Romanian songs from the repertoire of Maria Tănase (1913-1963)
Maria Tănase is loved in Romania like no singer that has followed her. Even before the Second World War she performed folk songs, tangos, romances, couplets and căntece de mahala, music from the suburbs, in restaurants, in revue theatres and on the radio, usually accompanied by Roma musicians, the lăutari. Tănase developed her own expressive way of interpretation, making songs of every origin her own. Then the iron curtain fell between Eastern and Western Europe. Maria Tănase was increasingly forgotten in Romania throughout the 1960s, because her dramatic doinas or the oriental-sounding songs from the mahala did not fit into the limited concept of man held by certain party officials. Maria Tănase was too much the extravagant diva and individualistic artist to allow herself to be co-opted by the state, let alone move even one millimetre towards mediocrity. And so in June 1963 she was buried like a queen at Bucharest′s Bellu Cemetery. Hundreds of thousands of people lined the streets for her final journey. It wasn′t until the 1990s before a new light was cast on the legacy of Maria Tănase. She was able to be rediscovered.
In 2013 Romanians are celebrating the centenary of Maria Tănase′s birth. This anniversary inspired the Romanian Oana Cătălina Chiţu, who lives in Berlin, to pay homage to the great singer.
Oana Cătălina Chiţu grew up in northern Romania. After the fall of the Berlin Wall and the end of the Ceauşescu regime she moved to Berlin. Upon her arrival, she founded the Balkan band Romenca with Serbian accordion player Dejan Jovanovic, but her yearning for Romanian songs and her love of the artist Maria Tănase never disappeared.

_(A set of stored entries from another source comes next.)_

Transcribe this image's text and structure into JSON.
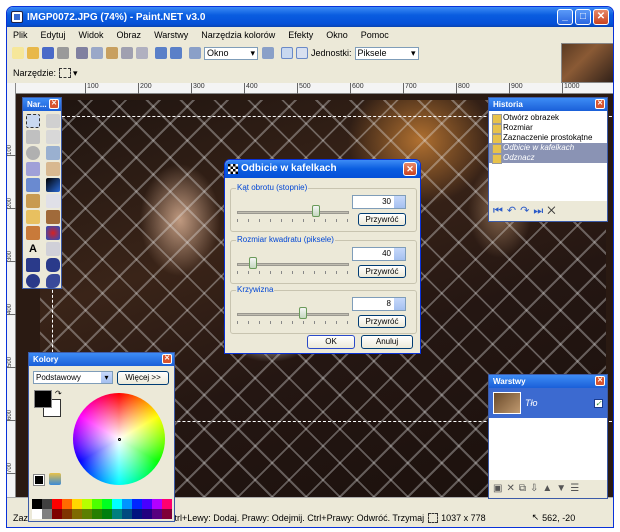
{
  "window": {
    "title": "IMGP0072.JPG (74%) - Paint.NET v3.0"
  },
  "menu": [
    "Plik",
    "Edytuj",
    "Widok",
    "Obraz",
    "Warstwy",
    "Narzędzia kolorów",
    "Efekty",
    "Okno",
    "Pomoc"
  ],
  "toolbar": {
    "zoom_value": "Okno",
    "units_label": "Jednostki:",
    "units_value": "Piksele",
    "tool_label": "Narzędzie:"
  },
  "ruler": {
    "h": [
      "px",
      "100",
      "200",
      "300",
      "400",
      "500",
      "600",
      "700",
      "800",
      "900",
      "1000"
    ],
    "v": [
      "100",
      "200",
      "300",
      "400",
      "500",
      "600",
      "700"
    ]
  },
  "tools_panel": {
    "title": "Nar..."
  },
  "colors_panel": {
    "title": "Kolory",
    "mode": "Podstawowy",
    "more_btn": "Więcej >>"
  },
  "history_panel": {
    "title": "Historia",
    "items": [
      "Otwórz obrazek",
      "Rozmiar",
      "Zaznaczenie prostokątne",
      "Odbicie w kafelkach",
      "Odznacz"
    ]
  },
  "layers_panel": {
    "title": "Warstwy",
    "layer": "Tło"
  },
  "dialog": {
    "title": "Odbicie w kafelkach",
    "angle_label": "Kąt obrotu (stopnie)",
    "angle_value": "30",
    "angle_level": 0.72,
    "size_label": "Rozmiar kwadratu (piksele)",
    "size_value": "40",
    "size_level": 0.12,
    "curv_label": "Krzywizna",
    "curv_value": "8",
    "curv_level": 0.6,
    "reset": "Przywróć",
    "ok": "OK",
    "cancel": "Anuluj"
  },
  "status": {
    "hint": "Zaz",
    "hint2": "cz. Ctrl+Lewy: Dodaj. Prawy: Odejmij. Ctrl+Prawy: Odwróć. Trzymaj",
    "size": "1037 x 778",
    "coords": "562, -20"
  }
}
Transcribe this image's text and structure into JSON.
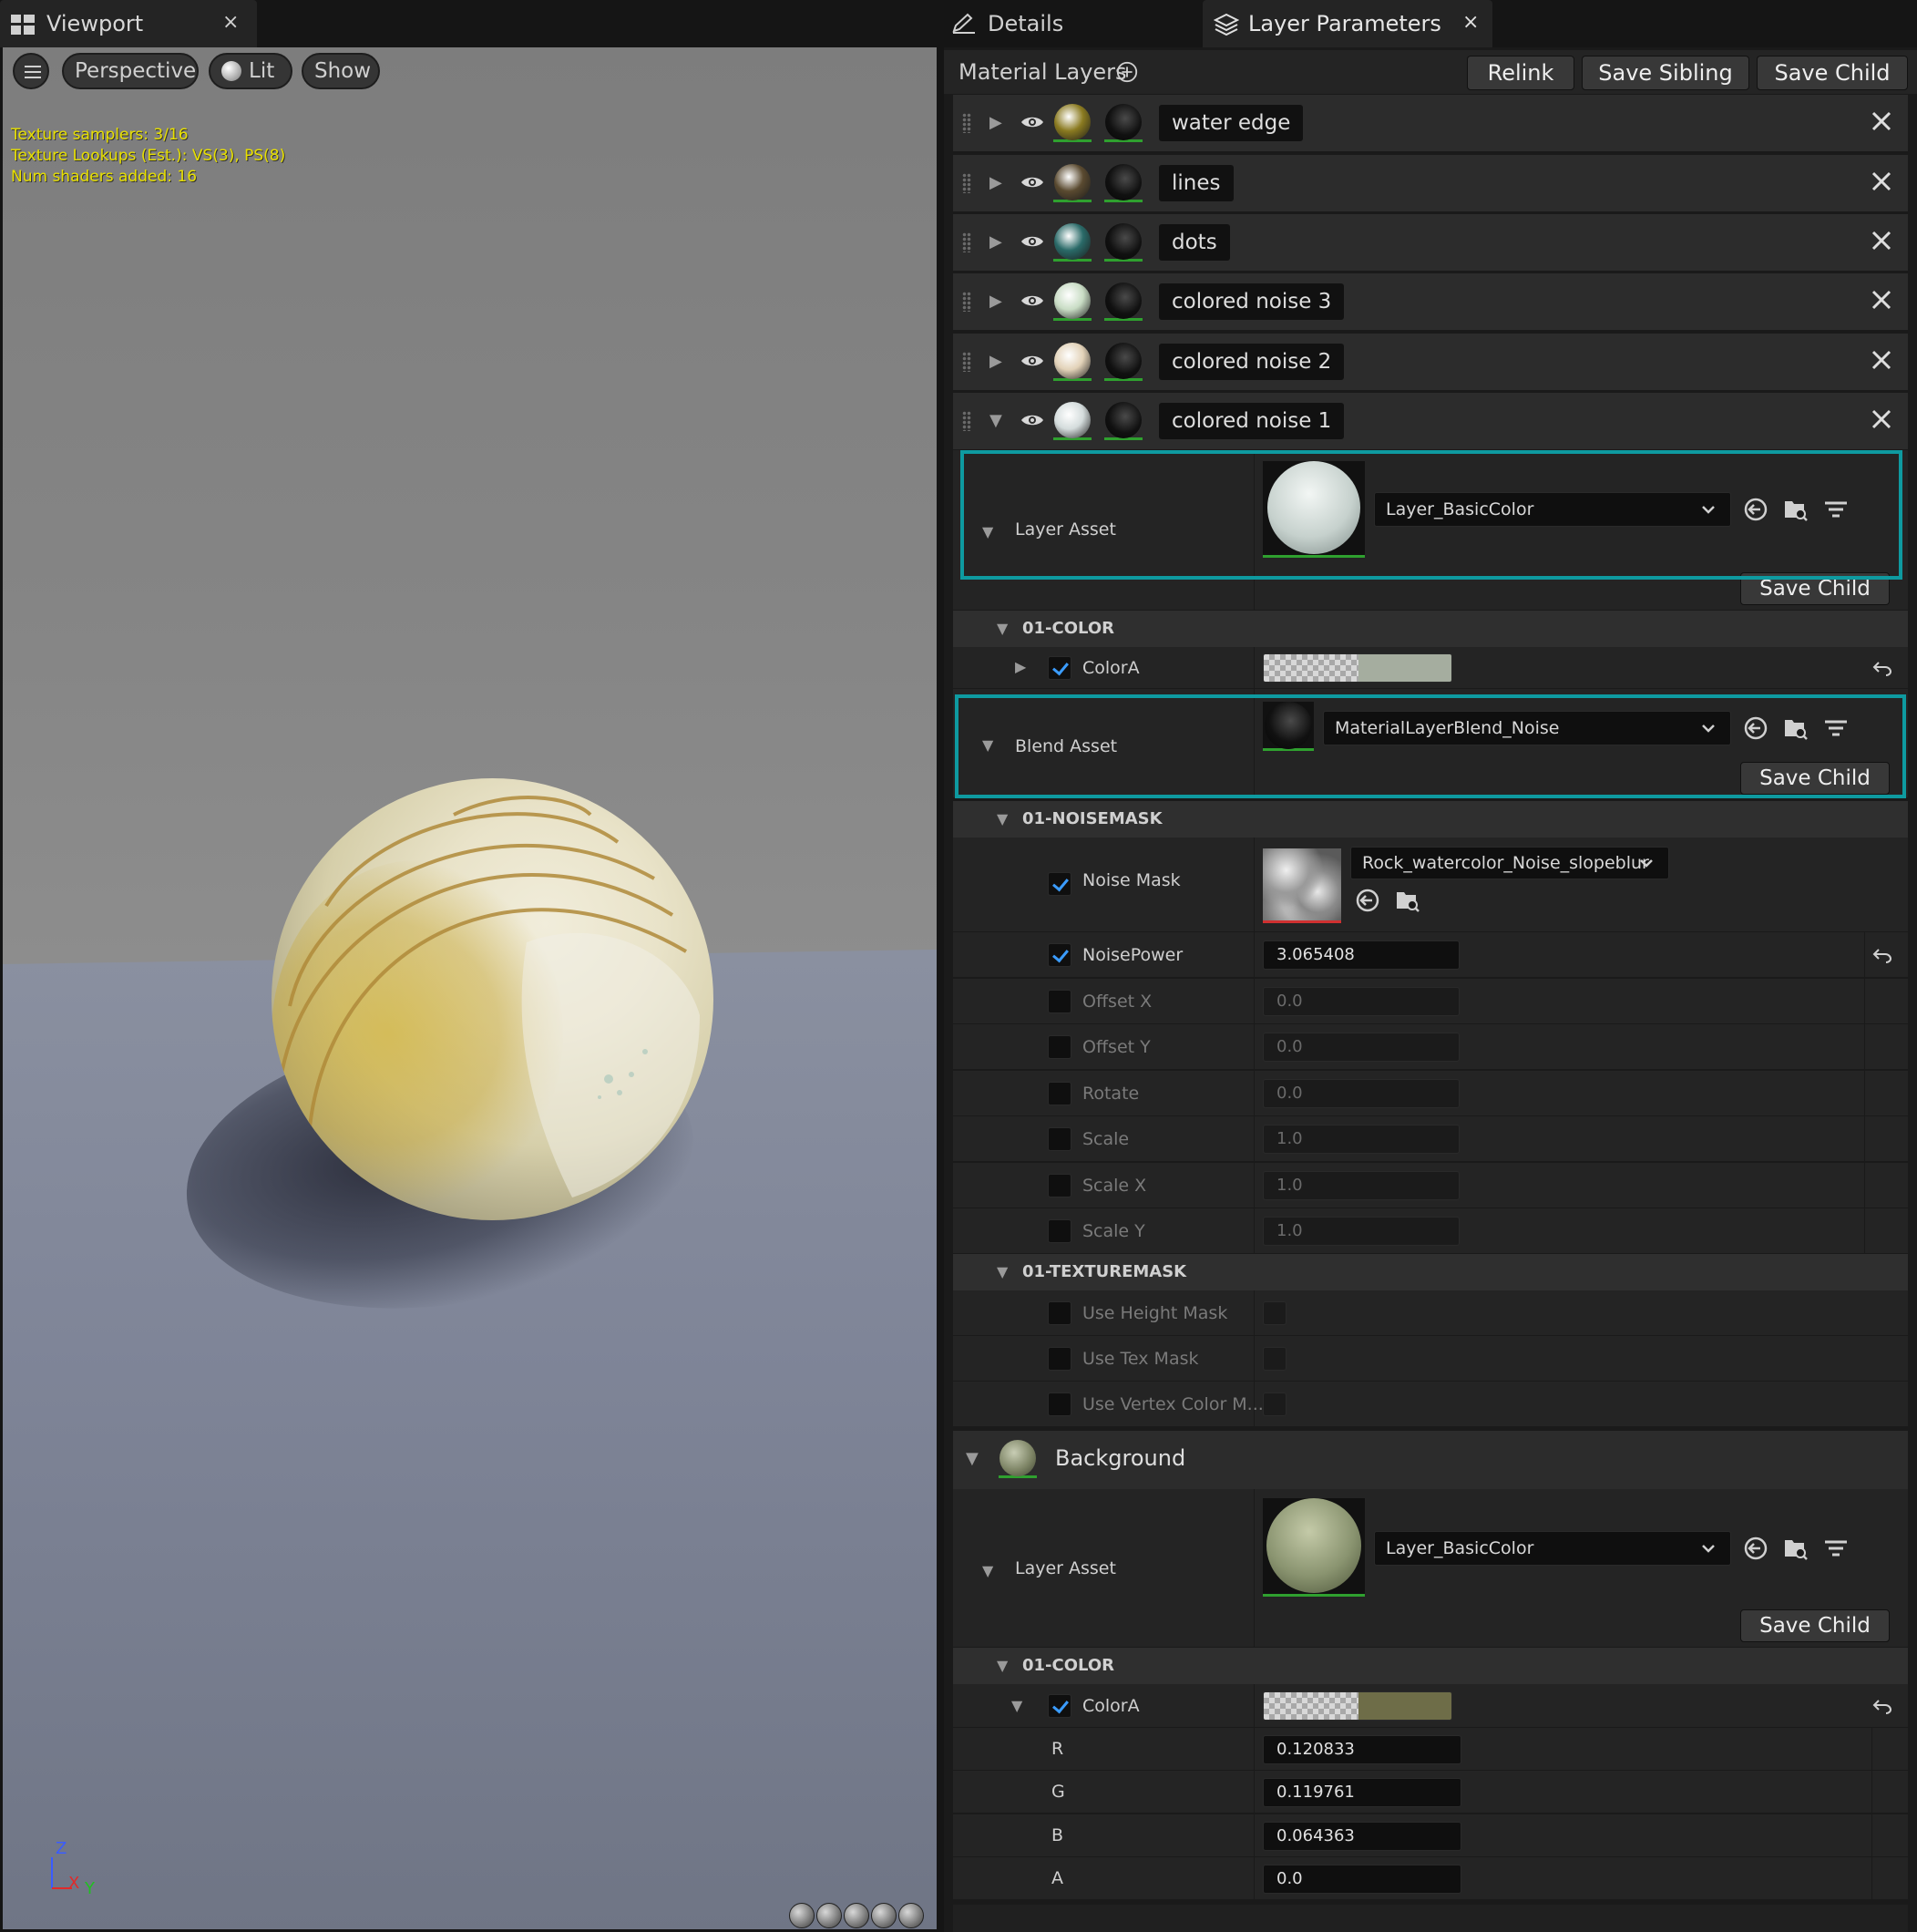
{
  "viewport": {
    "tab_label": "Viewport",
    "tab_close": "×",
    "toolbar": {
      "perspective": "Perspective",
      "lit": "Lit",
      "show": "Show"
    },
    "stats": [
      "Texture samplers: 3/16",
      "Texture Lookups (Est.): VS(3), PS(8)",
      "Num shaders added: 16"
    ],
    "axis": {
      "z": "Z",
      "x": "X",
      "y": "Y"
    }
  },
  "tabs": {
    "details": "Details",
    "layer_parameters": "Layer Parameters",
    "close": "×"
  },
  "material_layers": {
    "title": "Material Layers",
    "relink": "Relink",
    "save_sibling": "Save Sibling",
    "save_child": "Save Child",
    "layers": [
      {
        "name": "water edge",
        "color": "#8a7a20"
      },
      {
        "name": "lines",
        "color": "#5a4a30"
      },
      {
        "name": "dots",
        "color": "#2a6a68"
      },
      {
        "name": "colored noise 3",
        "color": "#c8dcc4"
      },
      {
        "name": "colored noise 2",
        "color": "#e2d2b8"
      },
      {
        "name": "colored noise 1",
        "color": "#d4dcdc"
      }
    ]
  },
  "layer1": {
    "layer_asset_label": "Layer Asset",
    "layer_asset_value": "Layer_BasicColor",
    "save_child": "Save Child",
    "color_category": "01-COLOR",
    "colorA_label": "ColorA",
    "colorA_swatch": "#a5ad9f",
    "blend_asset_label": "Blend Asset",
    "blend_asset_value": "MaterialLayerBlend_Noise",
    "noisemask_category": "01-NOISEMASK",
    "noise_mask_label": "Noise Mask",
    "noise_mask_value": "Rock_watercolor_Noise_slopeblur",
    "params": [
      {
        "label": "NoisePower",
        "value": "3.065408",
        "checked": true
      },
      {
        "label": "Offset X",
        "value": "0.0",
        "checked": false
      },
      {
        "label": "Offset Y",
        "value": "0.0",
        "checked": false
      },
      {
        "label": "Rotate",
        "value": "0.0",
        "checked": false
      },
      {
        "label": "Scale",
        "value": "1.0",
        "checked": false
      },
      {
        "label": "Scale X",
        "value": "1.0",
        "checked": false
      },
      {
        "label": "Scale Y",
        "value": "1.0",
        "checked": false
      }
    ],
    "texturemask_category": "01-TEXTUREMASK",
    "texmask_params": [
      {
        "label": "Use Height Mask"
      },
      {
        "label": "Use Tex Mask"
      },
      {
        "label": "Use Vertex Color M..."
      }
    ]
  },
  "background": {
    "title": "Background",
    "layer_asset_label": "Layer Asset",
    "layer_asset_value": "Layer_BasicColor",
    "save_child": "Save Child",
    "color_category": "01-COLOR",
    "colorA_label": "ColorA",
    "colorA_swatch": "#6e6d48",
    "channels": [
      {
        "label": "R",
        "value": "0.120833"
      },
      {
        "label": "G",
        "value": "0.119761"
      },
      {
        "label": "B",
        "value": "0.064363"
      },
      {
        "label": "A",
        "value": "0.0"
      }
    ]
  },
  "colors": {
    "selection_outline": "#0e9aa0",
    "checkbox_check": "#3b9cff",
    "stats_text": "#e8e000"
  }
}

At the same time Oana Cătălina Chiţu is not an apologist, awestruck by the legacy of the Romanian diva Maria Tănase. She would like to enter into a dialogue with a phenomenal legacy which, with the exception of a few voices, has almost no creative follow-up in today′s Romanian music scene.
New Berlin acoustically encounters old Bucharest. Today musicians from both countries are once again moving as easily between the two cities as they did in the 1930s, when tango singer Jean Moscopol performed in a Berlin casino or sang in the UFA film studios. Thanks to a large number of emigrants music from the Balkans, and from Romania in particular, is better known in Berlin today than ever before; this is not restricted to a specific genre and goes far beyond the phenomenon of Balkan Beats. Oana Cătălina Chiţu is a part of this vibrant scene and her diva-like on-stage persona is reminiscent of times long past, when bohemians and intellectuals met in Bucharest′s salons.